Statalist


[Date Prev][Date Next][Thread Prev][Thread Next][Date Index][Thread Index]

RE: st: multicollinearity


From   jverkuilen <[email protected]>
To   <[email protected]>
Subject   RE: st: multicollinearity
Date   Wed, 19 Nov 2008 17:03:11 -0500

Stata drops perfectly multicollinear variables. It won't drop variables that aren't perfectly collinear. 

There are many silly examples one could make, e.g., a variable x and another -x both included in the regression, but if you want a slightly less obvious one take a trichtomous variable and make three dummies from it. One is redundant; it doesn't matter which. 
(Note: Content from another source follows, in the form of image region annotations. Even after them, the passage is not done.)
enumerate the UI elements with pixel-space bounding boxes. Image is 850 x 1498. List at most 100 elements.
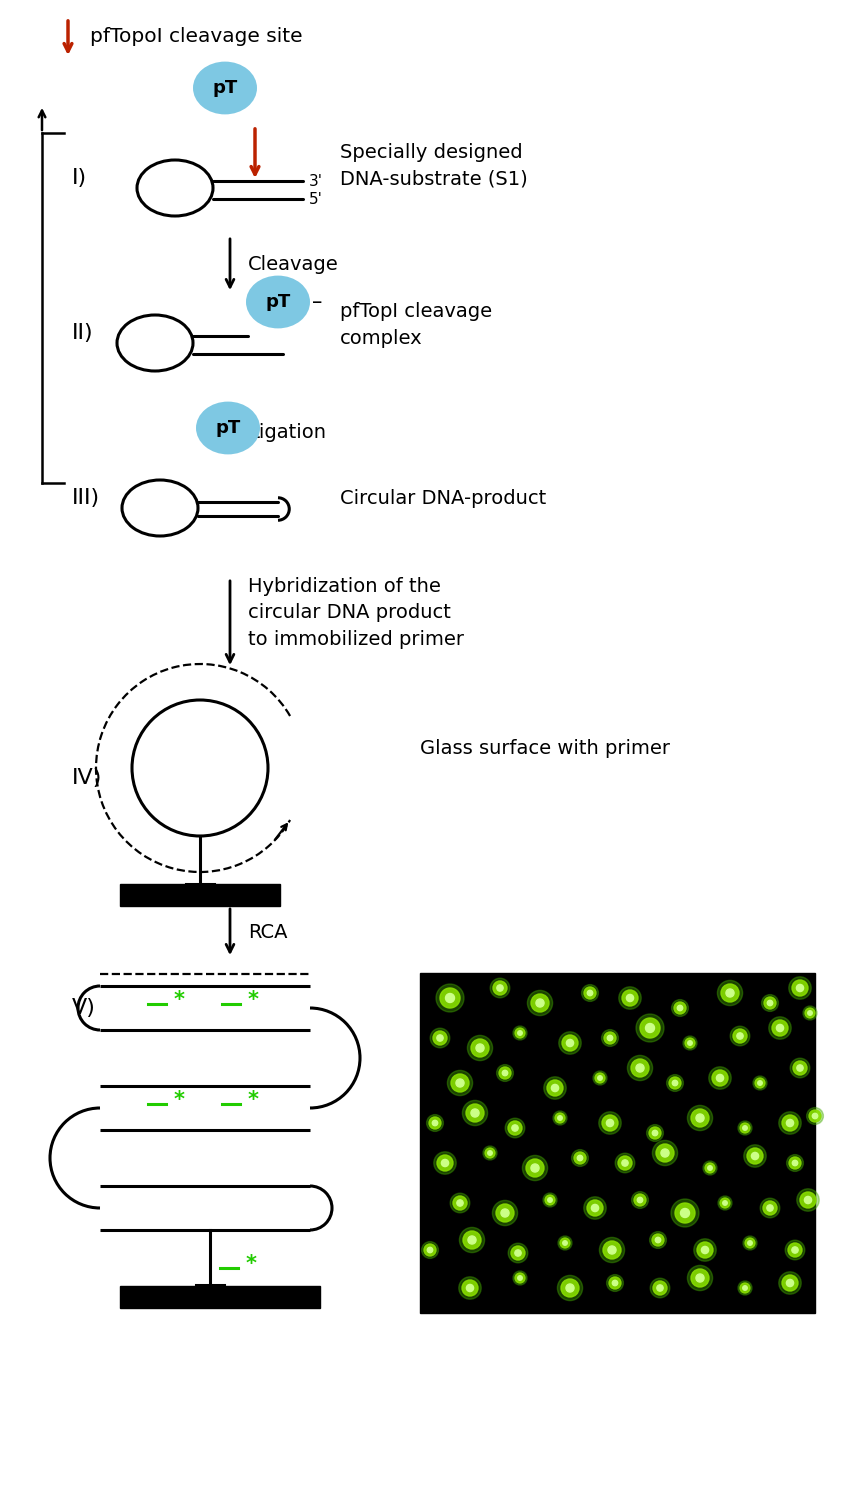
Circle shape bbox=[672, 1080, 677, 1086]
Circle shape bbox=[603, 1240, 621, 1258]
Circle shape bbox=[631, 1059, 649, 1077]
Circle shape bbox=[584, 987, 596, 999]
Circle shape bbox=[789, 1156, 801, 1168]
Text: Specially designed
DNA-substrate (S1): Specially designed DNA-substrate (S1) bbox=[340, 144, 528, 189]
Circle shape bbox=[691, 1109, 709, 1126]
Circle shape bbox=[779, 1112, 802, 1134]
Circle shape bbox=[615, 1153, 635, 1173]
Circle shape bbox=[437, 1035, 443, 1041]
Circle shape bbox=[753, 1076, 767, 1091]
Circle shape bbox=[743, 1126, 747, 1131]
Circle shape bbox=[428, 1248, 433, 1252]
Circle shape bbox=[627, 1056, 653, 1080]
Circle shape bbox=[767, 1204, 774, 1212]
Circle shape bbox=[792, 1246, 798, 1254]
Circle shape bbox=[602, 1115, 618, 1131]
Circle shape bbox=[622, 1159, 628, 1165]
Circle shape bbox=[782, 1115, 798, 1131]
Text: Ligation: Ligation bbox=[248, 422, 326, 442]
Circle shape bbox=[515, 1249, 521, 1257]
Circle shape bbox=[612, 1281, 618, 1285]
Circle shape bbox=[740, 1124, 750, 1132]
Circle shape bbox=[515, 1028, 525, 1038]
Circle shape bbox=[671, 1198, 699, 1227]
Circle shape bbox=[688, 1041, 692, 1046]
Circle shape bbox=[697, 1242, 713, 1258]
Circle shape bbox=[760, 1198, 779, 1218]
Circle shape bbox=[456, 1079, 464, 1088]
Circle shape bbox=[763, 1201, 777, 1215]
Circle shape bbox=[592, 1204, 598, 1212]
Circle shape bbox=[560, 1237, 570, 1248]
Circle shape bbox=[468, 1236, 476, 1243]
Circle shape bbox=[501, 1209, 509, 1216]
Circle shape bbox=[526, 1159, 544, 1177]
Circle shape bbox=[558, 1275, 582, 1300]
Circle shape bbox=[598, 1076, 603, 1080]
Circle shape bbox=[451, 1074, 469, 1092]
Circle shape bbox=[607, 1275, 623, 1291]
Circle shape bbox=[424, 1243, 436, 1255]
Circle shape bbox=[587, 990, 592, 996]
Circle shape bbox=[652, 1234, 664, 1246]
Circle shape bbox=[471, 1040, 489, 1058]
Circle shape bbox=[656, 1144, 674, 1162]
Text: IV): IV) bbox=[72, 768, 102, 788]
Circle shape bbox=[792, 980, 808, 996]
Text: pfTopoI cleavage site: pfTopoI cleavage site bbox=[90, 27, 303, 45]
Circle shape bbox=[655, 1237, 660, 1243]
Circle shape bbox=[433, 1121, 438, 1125]
Circle shape bbox=[636, 1064, 644, 1073]
Text: *: * bbox=[174, 990, 185, 1010]
Circle shape bbox=[636, 1014, 664, 1043]
Circle shape bbox=[609, 1276, 621, 1288]
Circle shape bbox=[782, 1275, 798, 1291]
Text: Circular DNA-product: Circular DNA-product bbox=[340, 488, 547, 508]
Circle shape bbox=[808, 1011, 813, 1016]
Circle shape bbox=[653, 1281, 667, 1294]
Circle shape bbox=[499, 1067, 511, 1079]
Circle shape bbox=[513, 1026, 527, 1040]
Circle shape bbox=[619, 987, 641, 1010]
Circle shape bbox=[476, 1044, 484, 1052]
Circle shape bbox=[555, 1113, 565, 1124]
Circle shape bbox=[598, 1112, 621, 1134]
Circle shape bbox=[574, 1152, 586, 1164]
Circle shape bbox=[441, 1159, 449, 1167]
Circle shape bbox=[604, 1032, 616, 1044]
Circle shape bbox=[558, 1236, 572, 1249]
Circle shape bbox=[595, 1073, 605, 1083]
Circle shape bbox=[602, 1029, 619, 1047]
Circle shape bbox=[701, 1246, 709, 1254]
Circle shape bbox=[467, 1284, 473, 1291]
Circle shape bbox=[669, 1077, 681, 1089]
Circle shape bbox=[622, 990, 638, 1007]
Circle shape bbox=[718, 1195, 732, 1210]
Circle shape bbox=[493, 981, 507, 995]
Circle shape bbox=[657, 1285, 663, 1291]
Circle shape bbox=[751, 1152, 758, 1159]
Circle shape bbox=[511, 1246, 525, 1260]
Text: pT: pT bbox=[265, 294, 291, 312]
Circle shape bbox=[566, 1284, 574, 1293]
Circle shape bbox=[809, 1110, 821, 1122]
Circle shape bbox=[779, 1272, 802, 1294]
Circle shape bbox=[434, 1152, 456, 1174]
Circle shape bbox=[743, 1236, 757, 1249]
Circle shape bbox=[755, 1079, 765, 1088]
Circle shape bbox=[789, 977, 811, 999]
Circle shape bbox=[634, 1194, 646, 1206]
Circle shape bbox=[496, 1204, 514, 1222]
Circle shape bbox=[744, 1144, 766, 1167]
Circle shape bbox=[496, 1065, 513, 1082]
Circle shape bbox=[547, 1198, 552, 1203]
Circle shape bbox=[762, 995, 779, 1011]
Circle shape bbox=[508, 1243, 528, 1263]
Text: *: * bbox=[246, 1254, 257, 1273]
Circle shape bbox=[536, 999, 544, 1007]
Circle shape bbox=[683, 1037, 697, 1050]
Circle shape bbox=[792, 1161, 797, 1165]
Text: Glass surface with primer: Glass surface with primer bbox=[420, 739, 670, 758]
Circle shape bbox=[708, 1165, 712, 1170]
Circle shape bbox=[466, 1104, 484, 1122]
Back in the old days multicollinearity was a big numerical problem because many cheap computing algorithms are inherently ill-conditioned and thus more unstable in the presence of collinarity than might otherwise be the case. It still is, but now that much better algorithms such as QR decompostion are used, the effect on estimates is mitigated. 

The substantive problem with multicollinearity is that you can't untangle the effect of collinear variables from each other.  

-----Original Message-----
From: "Chris Witte" <[email protected]>
To: [email protected]
Sent: 11/19/2008 3:06 PM
Subject: st: multicollinearity

Is there another way to get the following module (the link isn't working for me)?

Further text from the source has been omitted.